The Greater Valley court went on to hold that the issue of rights to property in the hands of third persons sought to be executed against is properly adjudicated in proceedings in which a defendant’s rights are fully protected. The procedures recommended were those in place at the time in the Sheriff’s Interpleader Act, in the trial courts sitting as a courts in equity, in garnishment proceedings in which there was a right to trial by jury or in an action in ejectment. In general, the Greater Valley court held that the defendant’s rights must be protected by a “full plenary proceeding and the attendant safeguards thereof,” Id., 301 Pa. at 7, 152 A. 845.

We are persuaded by the reasoning of Gulf Mortgage and Realty Investments v. Alten, 286 Pa.Super. 253, 428 A.2d 978 (1981) (Opinion per Hester, J., Spaeth, J. and Cavanaugh, J. concurring in the result), in which the Honorable John P. Hester stated that in a suit to set aside an alleged fraudulent conveyance, the burden of proof is on the moving party, and the ultimate issue, whether the *21transfer in question is fraudulent is an issue of fact for the jury. Judge Hester reasoned that if there is no pre-execution or pre-attachment judicial determination or finding that there had been a fraudulent conveyance, then the entirely ministerial attachment/gamishment procedure will serve to allow a creditor to attach the bank account of another person by the mere allegation of a fraudulent conveyance, without the creditor having to meet the requisite burden proof or persuasion before a jury.

Given this reasoning and the supreme court’s holding in Greater Valley, which was evidently designed to afford defendants clear procedural safeguards in claims in which a fraudulent conveyance is alleged, we must conclude that the trial court was correct in ruling that the use of the garnishment proceeding was improper. This proceeding, then, can not be used as a substitute for the institution of an equitable action in which the conflicting rights of the parties in the contested property may be adjudicated prior to the institution of execution proceedings and the service of the writ upon the garnishee which automatically results in the attachment of the property. Rule 3111(b), Pa.R.C.P., 42 Pa.C.S.

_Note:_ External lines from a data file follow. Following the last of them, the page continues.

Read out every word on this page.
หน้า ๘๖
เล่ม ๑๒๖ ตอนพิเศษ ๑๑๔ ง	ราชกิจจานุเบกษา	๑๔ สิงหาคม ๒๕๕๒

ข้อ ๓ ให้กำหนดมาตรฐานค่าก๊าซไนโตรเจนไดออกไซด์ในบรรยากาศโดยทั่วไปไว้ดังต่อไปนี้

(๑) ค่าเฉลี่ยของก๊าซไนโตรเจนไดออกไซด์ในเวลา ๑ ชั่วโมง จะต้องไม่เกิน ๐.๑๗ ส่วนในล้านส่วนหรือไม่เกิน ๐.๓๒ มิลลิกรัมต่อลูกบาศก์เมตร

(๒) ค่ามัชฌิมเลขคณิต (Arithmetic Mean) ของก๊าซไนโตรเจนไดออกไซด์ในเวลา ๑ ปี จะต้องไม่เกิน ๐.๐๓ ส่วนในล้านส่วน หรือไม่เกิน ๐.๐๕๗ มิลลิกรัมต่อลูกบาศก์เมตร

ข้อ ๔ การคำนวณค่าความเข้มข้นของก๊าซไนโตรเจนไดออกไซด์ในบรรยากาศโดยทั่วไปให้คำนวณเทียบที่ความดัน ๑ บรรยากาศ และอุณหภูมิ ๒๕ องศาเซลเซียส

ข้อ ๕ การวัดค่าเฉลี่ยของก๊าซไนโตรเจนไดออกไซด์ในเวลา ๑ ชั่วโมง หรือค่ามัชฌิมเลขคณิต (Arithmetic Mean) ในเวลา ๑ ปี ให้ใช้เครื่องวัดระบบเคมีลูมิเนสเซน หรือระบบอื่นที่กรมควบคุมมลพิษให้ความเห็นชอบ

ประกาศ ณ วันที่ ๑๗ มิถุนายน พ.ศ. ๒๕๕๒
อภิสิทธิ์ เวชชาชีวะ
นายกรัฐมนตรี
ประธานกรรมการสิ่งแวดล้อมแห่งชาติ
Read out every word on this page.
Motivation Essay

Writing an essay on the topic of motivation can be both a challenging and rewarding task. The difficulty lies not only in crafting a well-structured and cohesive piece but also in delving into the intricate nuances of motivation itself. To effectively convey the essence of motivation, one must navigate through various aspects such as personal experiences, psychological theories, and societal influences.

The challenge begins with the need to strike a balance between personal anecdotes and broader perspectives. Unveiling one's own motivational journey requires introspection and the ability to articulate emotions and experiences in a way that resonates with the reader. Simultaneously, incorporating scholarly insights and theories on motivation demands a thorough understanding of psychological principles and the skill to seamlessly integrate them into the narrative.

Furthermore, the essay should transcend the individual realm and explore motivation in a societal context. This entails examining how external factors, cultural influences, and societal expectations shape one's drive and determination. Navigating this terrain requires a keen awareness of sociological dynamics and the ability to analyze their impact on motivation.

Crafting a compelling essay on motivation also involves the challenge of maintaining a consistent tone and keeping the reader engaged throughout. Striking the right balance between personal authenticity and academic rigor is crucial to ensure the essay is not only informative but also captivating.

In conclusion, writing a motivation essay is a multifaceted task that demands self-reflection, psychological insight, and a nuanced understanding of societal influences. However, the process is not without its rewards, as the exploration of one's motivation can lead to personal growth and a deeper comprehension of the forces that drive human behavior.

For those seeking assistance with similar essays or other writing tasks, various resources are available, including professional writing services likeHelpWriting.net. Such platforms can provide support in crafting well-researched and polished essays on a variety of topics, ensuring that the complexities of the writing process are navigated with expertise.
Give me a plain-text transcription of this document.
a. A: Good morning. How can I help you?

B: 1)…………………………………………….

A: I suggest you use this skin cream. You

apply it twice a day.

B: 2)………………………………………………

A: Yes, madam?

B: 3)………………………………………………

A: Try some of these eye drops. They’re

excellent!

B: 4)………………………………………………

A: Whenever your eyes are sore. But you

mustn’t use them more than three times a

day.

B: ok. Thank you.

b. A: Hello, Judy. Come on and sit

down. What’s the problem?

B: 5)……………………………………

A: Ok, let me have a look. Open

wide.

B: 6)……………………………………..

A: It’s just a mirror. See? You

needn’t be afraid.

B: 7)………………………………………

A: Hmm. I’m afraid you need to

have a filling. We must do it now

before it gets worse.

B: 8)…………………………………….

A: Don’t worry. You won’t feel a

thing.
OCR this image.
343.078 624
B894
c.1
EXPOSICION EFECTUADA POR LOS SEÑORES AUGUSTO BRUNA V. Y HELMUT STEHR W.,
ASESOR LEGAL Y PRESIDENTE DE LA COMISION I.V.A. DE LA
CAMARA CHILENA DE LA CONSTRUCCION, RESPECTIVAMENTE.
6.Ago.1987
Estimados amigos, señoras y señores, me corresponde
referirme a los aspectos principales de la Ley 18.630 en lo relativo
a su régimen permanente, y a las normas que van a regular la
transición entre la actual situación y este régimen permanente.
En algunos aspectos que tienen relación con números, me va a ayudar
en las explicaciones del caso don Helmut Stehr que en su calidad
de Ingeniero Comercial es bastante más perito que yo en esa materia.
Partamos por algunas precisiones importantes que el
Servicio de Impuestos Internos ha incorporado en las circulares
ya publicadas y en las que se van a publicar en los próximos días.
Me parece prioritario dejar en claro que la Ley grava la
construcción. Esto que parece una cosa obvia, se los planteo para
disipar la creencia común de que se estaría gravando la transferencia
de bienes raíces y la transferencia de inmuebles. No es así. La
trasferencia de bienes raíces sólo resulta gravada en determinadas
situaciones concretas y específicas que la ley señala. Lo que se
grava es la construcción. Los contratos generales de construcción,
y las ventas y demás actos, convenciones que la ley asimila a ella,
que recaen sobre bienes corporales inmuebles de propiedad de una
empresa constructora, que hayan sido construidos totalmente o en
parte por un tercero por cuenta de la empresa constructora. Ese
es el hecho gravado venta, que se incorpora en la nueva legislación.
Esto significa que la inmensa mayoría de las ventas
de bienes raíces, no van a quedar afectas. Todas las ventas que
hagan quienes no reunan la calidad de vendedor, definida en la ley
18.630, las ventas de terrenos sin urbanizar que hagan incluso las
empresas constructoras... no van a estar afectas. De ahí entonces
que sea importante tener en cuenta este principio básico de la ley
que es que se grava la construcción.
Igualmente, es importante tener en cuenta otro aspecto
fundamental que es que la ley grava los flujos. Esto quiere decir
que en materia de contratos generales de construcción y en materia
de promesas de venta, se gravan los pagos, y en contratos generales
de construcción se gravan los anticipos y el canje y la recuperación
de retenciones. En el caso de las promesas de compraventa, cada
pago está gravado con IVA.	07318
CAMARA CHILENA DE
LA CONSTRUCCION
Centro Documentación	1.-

We are also constrained to agree with the trial court that in the instant case, because of precedent in our supreme court and in this court, a conveyance to an entireties account may be set aside by Section 4 of the Fraudulent Conveyance Act, 39 Pa.S. § 354. First National Bank of Marietta v. Hoffines, 429 Pa. 109, 239 A.2d 458 (1968); Stinner v. Stinner, 300 Pa.Super. 351, 446 A.2d 651 (1982); Patterson v. Hopkins, 247 Pa.Super. 163, 371 A.2d 1378 (1977); Corbett v. Hunter, 292 Pa.Super. 123, 436 A.2d 1036 (1981).

This section provides:

§ 354. Conveyances by insolvent
Every conveyance made and every obligation incurred by a person who is or will be thereby rendered insolvent, is fraudulent as to creditors, without regard to his actu*22al intent, if the conveyance is made or the obligation is incurred without a fair consideration, (emphasis added)

Under this section, if a creditor establishes that the grantor was in debt at the time of a conveyance, and the conveyance was made for inadequate or nominál consideration, then the conveyance is presumptively fraudulent as to the debtor’s creditors. The burden then shifts to the defendant to establish by clear and convincing evidence, either that the debtor was solvent at the time of the conveyance and was not rendered insolvent by the conveyance, or that the debtor received fair consideration for the conveyance. Speiser v. Schmidt, 387 Pa.Super. 30, 563 A.2d 927, 931 (1989); Stinner v. Stinner, supra, 300 Pa.Super. at 352, 446 A.2d at 652 (1982); First National Bank of Marietta v. Hoffines, supra, 429 Pa. at 115, 239 A.2d at 463 (1968). Where reliance is placed on this section of the Fraudulent Conveyance Act, proof of intent to defraud is not required. Hoffines, supra, 429 Pa. at 115, 239 A.2d at 463; Farmers Trust Co. of Lancaster v. Bevis, 331 Pa. 89, 91, 200 A. 54 (1938).

However, under § 7 of the Fraudulent Conveyance Act, 39 Pa.S. § 357, the plaintiff must adequately establish the fraudulent intent of the conveying debtor. Leopold v. Tuttle, 378 Pa.Super. 466, 549 A.2d 151 (1988). This section provides:

§ 357. Conveyance made with intent to defraud
Every conveyance made and every obligation incurred with actual intent, as distinguished from intent presumed in law, to hinder, delay, or defraud either present or future creditors, is fraudulent as to both present and future creditors.

This section of the Act does not require that the debtor make himself insolvent or execution proof, only that the debtor convey with intent to hinder, delay or defraud creditors. “Since fraud is usually denied, it must be inferred from all facts and circumstances surrounding the conveyance, including subsequent conduct.” Godina v. Oswald, 206 Pa.Super. 51, 55, 211 A.2d 91 (1965).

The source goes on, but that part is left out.